Adrian certainly picked the right time to do so, swimming his best race ever to win the sport’s ultimate prize. With his tremendous time, he defeated two of the three fastest 100 free swimmers in history, Brazil’s Cesar Cielo and Magnussen, as listed in the Swimming World Rankings.
The field also included France’s Yannick Agnel, who swam an incredible split of 46.74 seconds in the final leg of Sunday’s 4x100-meter freestyle relay to pass U.S. swimmer Ryan Lochte and lead his team to gold. Adrian was a member of that relay team as well but, with his victory on Wednesday, he achieved personal redemption by winning a gold of his own.
The second-place finish in the 4x100 was a disappointment because of how they lost the lead, but Adrian still has a chance to lead another relay team to gold.

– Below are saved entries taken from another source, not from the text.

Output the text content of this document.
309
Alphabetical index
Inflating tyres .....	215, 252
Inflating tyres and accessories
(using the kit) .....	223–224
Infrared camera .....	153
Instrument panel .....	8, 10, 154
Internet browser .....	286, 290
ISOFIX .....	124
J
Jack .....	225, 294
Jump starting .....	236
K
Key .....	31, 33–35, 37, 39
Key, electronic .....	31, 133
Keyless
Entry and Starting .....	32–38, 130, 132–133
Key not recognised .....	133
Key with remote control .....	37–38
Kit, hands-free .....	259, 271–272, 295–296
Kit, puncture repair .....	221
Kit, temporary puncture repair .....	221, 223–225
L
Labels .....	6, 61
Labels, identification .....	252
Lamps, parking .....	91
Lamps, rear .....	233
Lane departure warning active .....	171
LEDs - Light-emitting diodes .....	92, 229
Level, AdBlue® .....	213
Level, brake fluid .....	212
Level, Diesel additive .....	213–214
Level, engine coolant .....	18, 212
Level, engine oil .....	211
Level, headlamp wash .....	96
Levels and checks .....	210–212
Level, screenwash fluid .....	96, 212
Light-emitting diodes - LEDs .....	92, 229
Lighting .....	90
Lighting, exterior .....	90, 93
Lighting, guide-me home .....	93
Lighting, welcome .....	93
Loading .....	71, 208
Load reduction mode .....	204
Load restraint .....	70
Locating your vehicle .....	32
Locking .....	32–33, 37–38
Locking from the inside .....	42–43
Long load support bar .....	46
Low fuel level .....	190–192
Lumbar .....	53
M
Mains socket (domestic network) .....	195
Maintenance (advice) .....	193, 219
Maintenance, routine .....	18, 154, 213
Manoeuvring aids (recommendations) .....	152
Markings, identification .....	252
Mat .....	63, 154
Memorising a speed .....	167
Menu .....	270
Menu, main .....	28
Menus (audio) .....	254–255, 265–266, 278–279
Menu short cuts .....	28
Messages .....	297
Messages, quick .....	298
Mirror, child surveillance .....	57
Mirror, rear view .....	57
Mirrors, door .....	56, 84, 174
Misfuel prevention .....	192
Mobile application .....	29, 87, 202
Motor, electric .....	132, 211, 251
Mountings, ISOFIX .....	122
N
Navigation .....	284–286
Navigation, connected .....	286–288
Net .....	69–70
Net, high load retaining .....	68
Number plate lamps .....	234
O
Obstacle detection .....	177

Adrian will swim the 100 free once again as a member of the U.S. 4x100-meter medley relay team, which will also include 100-meter backstroke swimmer Matt Grevers competing on that leg of the relay, and Michael Phelps, the most decorated athlete in Olympic history, swimming the butterfly.
With two gold-medalists competing in the same events as legs of the relay, and Phelps also being on the team, the U.S. should enter the medley relay as huge gold-medal favorites.

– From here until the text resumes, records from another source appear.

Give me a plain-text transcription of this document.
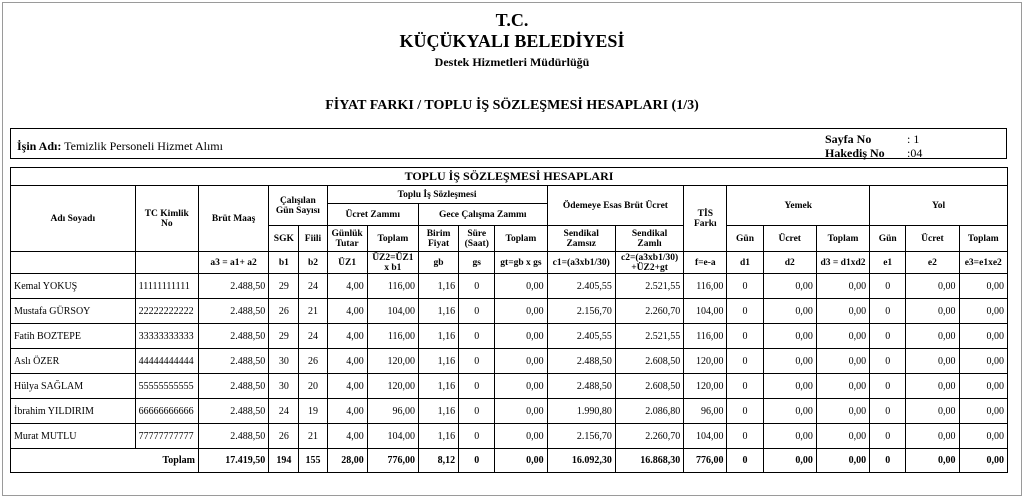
T.C.
KÜÇÜKYALI BELEDİYESİ
Destek Hizmetleri Müdürlüğü
FİYAT FARKI / TOPLU İŞ SÖZLEŞMESİ HESAPLARI (1/3)
İşin Adı: Temizlik Personeli Hizmet Alımı	Sayfa No	: 1
Hakediş No :04
TOPLU İŞ SÖZLEŞMESİ HESAPLARI																		
Adı Soyadı	TC Kimlik No	Brüt Maaş	Çalışılan Gün Sayısı		Toplu İş Sözleşmesi					Ödemeye Esas Brüt Ücret		TİS Farkı	Yemek			Yol		
					Ücret Zammı		Gece Çalışma Zammı											
			SGK	Fiili	Günlük Tutar	Toplam	Birim Fiyat	Süre (Saat)	Toplam	Sendikal Zamsız	Sendikal Zamlı		Gün	Ücret	Toplam	Gün	Ücret	Toplam
		a3 = a1+ a2	b1	b2	ÜZ1	ÜZ2=ÜZ1 x b1	gb	gs	gt=gb x gs	c1=(a3xb1/30)	c2=(a3xb1/30) +ÜZ2+gt	f=e-a	d1	d2	d3 = d1xd2	e1	e2	e3=e1xe2
Kemal YOKUŞ	11111111111	2.488,50	29	24	4,00	116,00	1,16	0	0,00	2.405,55	2.521,55	116,00	0	0,00	0,00	0	0,00	0,00
Mustafa GÜRSOY	22222222222	2.488,50	26	21	4,00	104,00	1,16	0	0,00	2.156,70	2.260,70	104,00	0	0,00	0,00	0	0,00	0,00
Fatih BOZTEPE	33333333333	2.488,50	29	24	4,00	116,00	1,16	0	0,00	2.405,55	2.521,55	116,00	0	0,00	0,00	0	0,00	0,00
Aslı ÖZER	44444444444	2.488,50	30	26	4,00	120,00	1,16	0	0,00	2.488,50	2.608,50	120,00	0	0,00	0,00	0	0,00	0,00
Hülya SAĞLAM	55555555555	2.488,50	30	20	4,00	120,00	1,16	0	0,00	2.488,50	2.608,50	120,00	0	0,00	0,00	0	0,00	0,00
İbrahim YILDIRIM	66666666666	2.488,50	24	19	4,00	96,00	1,16	0	0,00	1.990,80	2.086,80	96,00	0	0,00	0,00	0	0,00	0,00
Murat MUTLU	77777777777	2.488,50	26	21	4,00	104,00	1,16	0	0,00	2.156,70	2.260,70	104,00	0	0,00	0,00	0	0,00	0,00
Toplam		17.419,50	194	155	28,00	776,00	8,12	0	0,00	16.092,30	16.868,30	776,00	0	0,00	0,00	0	0,00	0,00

Adrian has now won gold for his second consecutive Olympic Games, having won with the U.S. 4x100 free relay in 2008 for his participation in the qualification round. But, at only 23 years old, more Olympic glory should be a part of his future.
But while Adrian should be expected to have many more remaining years as one of the world’s elite 100 free swimmers, the competition will be very tough. Magnussen, who is only 21 years old, should have many more close races with Adrian, while Agnel is also emerging as a star for many years to come at only 20 years old.
After such a close and exciting race on Wednesday in the 100 free, it is great going forward for the sport of swimming that there are a trio of young stars who should continue to battle for gold with further young newcomers at the 2016 Olympic Games. The United States is able to play a major factor in that battle, thanks to their newest gold-medalist in Adrian.